At the peak of its bankrupt operations, about 735 people were working at Lehman, compared with about 433 in January of this year. That's down from the 25,000 people Lehman Brothers employed before bankruptcy when Chief Executive Richard Fuld still ran the show . A new board will oversee the post-bankrupt company, Lehman said.
Lehman's bankruptcy exit comes amid economic uncertainty, as signs of a US economic rebound, with lower unemployment, are tempered by a massive Greek debt restructuring and gloomy outlook for many European economies.
Still, it is far from the economic crisis that had engulfed the world's economies in 2008 when Lehman Brothers Holdings Inc filed its record $639 billion bankruptcy, 1,268 days ago. Its businesses around the world collapsed, and investors from the smallest towns to the largest pension funds lost money.

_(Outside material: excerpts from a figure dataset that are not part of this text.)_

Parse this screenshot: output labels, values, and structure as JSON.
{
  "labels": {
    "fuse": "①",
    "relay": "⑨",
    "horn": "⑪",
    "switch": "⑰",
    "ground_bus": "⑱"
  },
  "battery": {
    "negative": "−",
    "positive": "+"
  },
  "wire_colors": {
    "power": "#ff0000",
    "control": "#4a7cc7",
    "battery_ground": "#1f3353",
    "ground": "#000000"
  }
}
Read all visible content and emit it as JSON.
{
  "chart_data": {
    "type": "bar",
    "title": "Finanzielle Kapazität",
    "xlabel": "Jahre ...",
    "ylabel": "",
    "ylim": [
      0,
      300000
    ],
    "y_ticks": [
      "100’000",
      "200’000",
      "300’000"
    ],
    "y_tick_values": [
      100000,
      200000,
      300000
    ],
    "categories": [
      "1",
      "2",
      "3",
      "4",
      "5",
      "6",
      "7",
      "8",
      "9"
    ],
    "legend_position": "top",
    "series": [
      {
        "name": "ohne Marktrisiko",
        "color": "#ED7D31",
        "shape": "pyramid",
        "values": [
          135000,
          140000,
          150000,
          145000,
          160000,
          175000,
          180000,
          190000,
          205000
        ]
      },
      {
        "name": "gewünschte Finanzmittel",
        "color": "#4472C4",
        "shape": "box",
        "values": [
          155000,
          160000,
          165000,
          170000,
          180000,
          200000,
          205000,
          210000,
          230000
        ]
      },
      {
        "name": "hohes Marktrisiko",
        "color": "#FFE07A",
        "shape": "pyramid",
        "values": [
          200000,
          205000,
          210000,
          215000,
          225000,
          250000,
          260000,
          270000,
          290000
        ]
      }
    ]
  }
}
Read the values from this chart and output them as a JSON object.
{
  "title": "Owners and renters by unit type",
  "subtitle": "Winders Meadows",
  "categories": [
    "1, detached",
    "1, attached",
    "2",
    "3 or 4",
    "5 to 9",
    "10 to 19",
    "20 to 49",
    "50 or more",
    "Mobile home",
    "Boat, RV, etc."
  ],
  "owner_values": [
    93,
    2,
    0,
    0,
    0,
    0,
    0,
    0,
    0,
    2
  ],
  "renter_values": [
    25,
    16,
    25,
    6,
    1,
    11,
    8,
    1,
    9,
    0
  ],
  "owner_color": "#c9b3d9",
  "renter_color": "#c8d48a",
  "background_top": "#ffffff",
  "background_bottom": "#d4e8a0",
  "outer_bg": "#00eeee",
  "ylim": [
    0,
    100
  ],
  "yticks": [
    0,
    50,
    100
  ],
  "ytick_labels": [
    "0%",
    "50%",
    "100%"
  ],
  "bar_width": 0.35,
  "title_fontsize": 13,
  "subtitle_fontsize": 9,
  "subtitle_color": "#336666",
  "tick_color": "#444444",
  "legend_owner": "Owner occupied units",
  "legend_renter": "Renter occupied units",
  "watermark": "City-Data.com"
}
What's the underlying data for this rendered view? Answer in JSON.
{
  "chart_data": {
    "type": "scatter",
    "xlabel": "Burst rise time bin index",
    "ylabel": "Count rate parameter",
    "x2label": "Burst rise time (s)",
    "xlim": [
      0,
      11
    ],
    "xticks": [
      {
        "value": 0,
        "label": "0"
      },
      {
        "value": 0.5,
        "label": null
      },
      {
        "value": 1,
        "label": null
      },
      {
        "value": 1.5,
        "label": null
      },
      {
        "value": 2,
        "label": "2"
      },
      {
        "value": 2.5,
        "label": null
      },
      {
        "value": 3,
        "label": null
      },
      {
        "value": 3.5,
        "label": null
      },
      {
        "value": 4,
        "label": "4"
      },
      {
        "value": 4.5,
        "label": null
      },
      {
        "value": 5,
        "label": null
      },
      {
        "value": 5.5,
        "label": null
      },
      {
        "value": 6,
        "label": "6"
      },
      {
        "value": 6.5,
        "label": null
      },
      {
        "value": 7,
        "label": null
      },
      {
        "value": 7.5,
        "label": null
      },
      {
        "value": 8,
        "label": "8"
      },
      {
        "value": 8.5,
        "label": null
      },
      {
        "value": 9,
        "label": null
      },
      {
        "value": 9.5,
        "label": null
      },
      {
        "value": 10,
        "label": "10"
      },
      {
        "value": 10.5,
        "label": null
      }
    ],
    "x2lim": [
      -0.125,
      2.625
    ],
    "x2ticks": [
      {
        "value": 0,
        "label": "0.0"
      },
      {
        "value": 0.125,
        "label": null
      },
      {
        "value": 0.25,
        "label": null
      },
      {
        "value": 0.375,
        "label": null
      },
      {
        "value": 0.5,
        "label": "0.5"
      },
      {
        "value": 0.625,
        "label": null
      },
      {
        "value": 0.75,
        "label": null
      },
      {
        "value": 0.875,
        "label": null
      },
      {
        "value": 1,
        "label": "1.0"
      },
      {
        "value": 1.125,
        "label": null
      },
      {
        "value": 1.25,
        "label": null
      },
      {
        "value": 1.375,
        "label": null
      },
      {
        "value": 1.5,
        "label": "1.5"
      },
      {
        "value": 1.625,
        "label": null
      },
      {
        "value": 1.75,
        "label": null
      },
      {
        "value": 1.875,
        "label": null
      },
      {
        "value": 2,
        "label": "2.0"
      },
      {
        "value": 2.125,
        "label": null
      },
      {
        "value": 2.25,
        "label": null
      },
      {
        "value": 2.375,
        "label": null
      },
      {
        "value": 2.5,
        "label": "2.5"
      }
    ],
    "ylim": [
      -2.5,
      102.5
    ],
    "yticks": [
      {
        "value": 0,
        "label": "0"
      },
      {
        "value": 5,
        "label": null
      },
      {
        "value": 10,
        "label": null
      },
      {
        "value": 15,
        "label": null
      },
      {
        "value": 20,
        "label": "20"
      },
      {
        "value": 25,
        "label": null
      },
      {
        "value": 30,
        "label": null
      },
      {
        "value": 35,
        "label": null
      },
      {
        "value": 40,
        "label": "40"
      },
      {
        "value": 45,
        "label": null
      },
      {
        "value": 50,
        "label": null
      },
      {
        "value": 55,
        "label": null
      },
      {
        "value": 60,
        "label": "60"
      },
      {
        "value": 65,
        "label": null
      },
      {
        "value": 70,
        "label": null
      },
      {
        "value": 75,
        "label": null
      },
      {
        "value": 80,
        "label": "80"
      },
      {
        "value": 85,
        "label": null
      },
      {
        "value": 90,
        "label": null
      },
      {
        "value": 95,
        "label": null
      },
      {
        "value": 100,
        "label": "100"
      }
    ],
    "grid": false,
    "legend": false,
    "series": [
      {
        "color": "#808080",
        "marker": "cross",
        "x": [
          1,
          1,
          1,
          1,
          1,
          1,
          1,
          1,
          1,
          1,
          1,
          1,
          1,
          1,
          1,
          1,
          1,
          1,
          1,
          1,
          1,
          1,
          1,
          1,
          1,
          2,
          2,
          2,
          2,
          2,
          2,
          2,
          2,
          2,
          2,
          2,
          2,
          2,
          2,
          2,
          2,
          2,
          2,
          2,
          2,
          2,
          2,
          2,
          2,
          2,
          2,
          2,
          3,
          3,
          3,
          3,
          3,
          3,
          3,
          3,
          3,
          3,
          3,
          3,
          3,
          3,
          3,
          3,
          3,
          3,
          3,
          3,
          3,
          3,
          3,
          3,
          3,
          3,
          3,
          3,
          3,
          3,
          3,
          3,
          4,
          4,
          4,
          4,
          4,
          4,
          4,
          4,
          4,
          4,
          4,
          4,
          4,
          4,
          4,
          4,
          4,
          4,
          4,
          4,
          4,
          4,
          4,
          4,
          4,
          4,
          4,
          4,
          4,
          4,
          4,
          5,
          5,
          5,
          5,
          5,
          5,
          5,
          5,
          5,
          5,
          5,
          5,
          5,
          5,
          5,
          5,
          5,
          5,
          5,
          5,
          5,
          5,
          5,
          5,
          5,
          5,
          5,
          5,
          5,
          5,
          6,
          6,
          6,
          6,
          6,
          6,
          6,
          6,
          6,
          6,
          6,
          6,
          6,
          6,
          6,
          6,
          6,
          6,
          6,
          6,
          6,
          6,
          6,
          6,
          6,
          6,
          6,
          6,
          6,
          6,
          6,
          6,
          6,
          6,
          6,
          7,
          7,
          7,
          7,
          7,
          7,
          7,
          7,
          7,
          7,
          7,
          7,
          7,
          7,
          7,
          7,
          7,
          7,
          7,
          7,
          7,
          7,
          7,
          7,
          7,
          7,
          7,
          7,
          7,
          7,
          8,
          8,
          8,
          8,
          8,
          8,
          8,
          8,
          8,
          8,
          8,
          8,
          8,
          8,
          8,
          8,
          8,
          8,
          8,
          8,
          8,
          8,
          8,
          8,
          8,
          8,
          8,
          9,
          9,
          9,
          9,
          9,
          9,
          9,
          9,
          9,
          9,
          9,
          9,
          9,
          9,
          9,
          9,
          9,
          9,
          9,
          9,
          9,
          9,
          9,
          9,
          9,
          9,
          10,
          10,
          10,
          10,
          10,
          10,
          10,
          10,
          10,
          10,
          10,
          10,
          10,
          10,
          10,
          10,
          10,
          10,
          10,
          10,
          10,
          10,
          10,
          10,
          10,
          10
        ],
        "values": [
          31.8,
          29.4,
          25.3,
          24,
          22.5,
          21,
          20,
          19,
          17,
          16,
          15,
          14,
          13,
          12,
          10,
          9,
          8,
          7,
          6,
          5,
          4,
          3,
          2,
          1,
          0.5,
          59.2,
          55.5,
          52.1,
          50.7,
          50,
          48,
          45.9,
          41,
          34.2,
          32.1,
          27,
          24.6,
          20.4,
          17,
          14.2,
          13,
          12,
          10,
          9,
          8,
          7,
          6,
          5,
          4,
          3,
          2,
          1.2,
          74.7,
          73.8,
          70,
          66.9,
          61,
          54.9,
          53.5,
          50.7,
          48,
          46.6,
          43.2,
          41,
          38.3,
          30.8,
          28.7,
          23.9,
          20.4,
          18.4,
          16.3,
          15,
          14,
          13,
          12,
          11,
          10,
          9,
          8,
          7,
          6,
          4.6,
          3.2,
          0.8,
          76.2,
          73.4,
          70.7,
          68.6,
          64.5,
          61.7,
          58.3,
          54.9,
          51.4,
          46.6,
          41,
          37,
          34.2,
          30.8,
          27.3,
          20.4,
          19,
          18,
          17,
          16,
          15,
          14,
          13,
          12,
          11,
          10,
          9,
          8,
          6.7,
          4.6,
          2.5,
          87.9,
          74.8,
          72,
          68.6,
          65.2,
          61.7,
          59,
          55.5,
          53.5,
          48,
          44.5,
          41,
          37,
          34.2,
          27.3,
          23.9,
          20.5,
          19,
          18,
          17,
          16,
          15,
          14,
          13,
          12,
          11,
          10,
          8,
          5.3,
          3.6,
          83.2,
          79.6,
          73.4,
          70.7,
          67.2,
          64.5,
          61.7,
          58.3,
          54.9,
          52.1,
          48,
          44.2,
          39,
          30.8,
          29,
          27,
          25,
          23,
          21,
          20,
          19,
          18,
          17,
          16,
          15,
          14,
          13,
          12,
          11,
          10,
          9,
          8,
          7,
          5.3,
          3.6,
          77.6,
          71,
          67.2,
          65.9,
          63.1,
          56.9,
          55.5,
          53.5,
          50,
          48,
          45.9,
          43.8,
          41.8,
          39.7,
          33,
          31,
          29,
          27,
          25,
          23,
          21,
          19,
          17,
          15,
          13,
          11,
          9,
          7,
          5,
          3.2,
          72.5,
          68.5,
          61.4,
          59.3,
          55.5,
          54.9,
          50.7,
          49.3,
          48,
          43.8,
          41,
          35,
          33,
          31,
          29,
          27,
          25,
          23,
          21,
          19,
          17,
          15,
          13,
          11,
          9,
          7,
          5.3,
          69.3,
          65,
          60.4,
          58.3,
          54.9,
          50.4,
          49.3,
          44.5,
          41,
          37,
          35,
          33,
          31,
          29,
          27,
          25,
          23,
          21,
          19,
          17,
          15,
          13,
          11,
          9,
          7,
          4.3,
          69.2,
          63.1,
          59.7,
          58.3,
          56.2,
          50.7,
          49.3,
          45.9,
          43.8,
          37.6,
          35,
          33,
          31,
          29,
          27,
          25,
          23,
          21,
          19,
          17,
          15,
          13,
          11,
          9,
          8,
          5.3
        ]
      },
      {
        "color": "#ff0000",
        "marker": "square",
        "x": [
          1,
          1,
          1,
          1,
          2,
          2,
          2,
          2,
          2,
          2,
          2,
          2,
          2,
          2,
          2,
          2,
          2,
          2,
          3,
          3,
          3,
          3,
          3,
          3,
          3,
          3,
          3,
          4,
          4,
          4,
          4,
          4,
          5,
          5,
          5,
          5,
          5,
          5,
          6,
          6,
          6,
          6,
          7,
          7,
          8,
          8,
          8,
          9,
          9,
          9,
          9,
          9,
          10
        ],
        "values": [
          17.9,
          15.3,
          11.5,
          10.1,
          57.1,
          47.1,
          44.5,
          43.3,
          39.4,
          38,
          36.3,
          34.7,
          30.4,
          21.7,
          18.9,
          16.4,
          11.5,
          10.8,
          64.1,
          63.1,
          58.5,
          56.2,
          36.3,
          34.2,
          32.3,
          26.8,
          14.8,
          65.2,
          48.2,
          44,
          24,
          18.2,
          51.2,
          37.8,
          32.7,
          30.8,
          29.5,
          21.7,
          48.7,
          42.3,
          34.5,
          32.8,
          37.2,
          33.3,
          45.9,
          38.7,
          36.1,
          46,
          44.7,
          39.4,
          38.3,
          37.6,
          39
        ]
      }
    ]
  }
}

Lehman's fall rocked the foundations of global financial markets and contributed to the unfolding of the Great Recession.
Some of Lehman's most public bankruptcy negotiations focused on its reorganization plan, as it worked to get investor groups, including Wall Street firms like Goldman Sachs Group Inc and hedge fund investors such as Paulson & Co, to agree on how much it would pay back each class of creditor.
In the end, they agreed that creditors, depending on their type of debt, will receive from about 21 cents to 28 cents on the dollar. Creditors had asserted more than $300 billion in claims.
"It was an extremely difficult and enormously time-consuming case," Harvey Miller, Lehman's lead attorney, told Reuters. "I had to increase my high blood pressure pills."
Bankruptcy Judge James Peck approved the creditor payback plan in December and Lehman has since been settling claims and selling assets. The company, which has about $35 billion in cash, is due to make a second payment to creditors in September and then will continue to make periodic distributions in the future as it sells off its remaining estimated $30 billion worth of assets.
Among the most notable of those holdings is the Archstone apartment real estate company.
While daily bankruptcy supervision is beh ind Lehman, the court process will continue for years due to various claims and lawsuits, adding to the more than 26,000 entries already on its court docket. The costs will continue to mount as well, although at a slower pace. As of January, it had spent more than $1.58 billion on professional fees, including lawyers and advisers.
Lehman still has several lawsuits related to the bankruptcy that are expected to go to trial, including with JPMorgan Chase and Nomura Holdings.
In addition, a separate proceeding continues for brokerage customers where the US government is gathering funds to pay them back.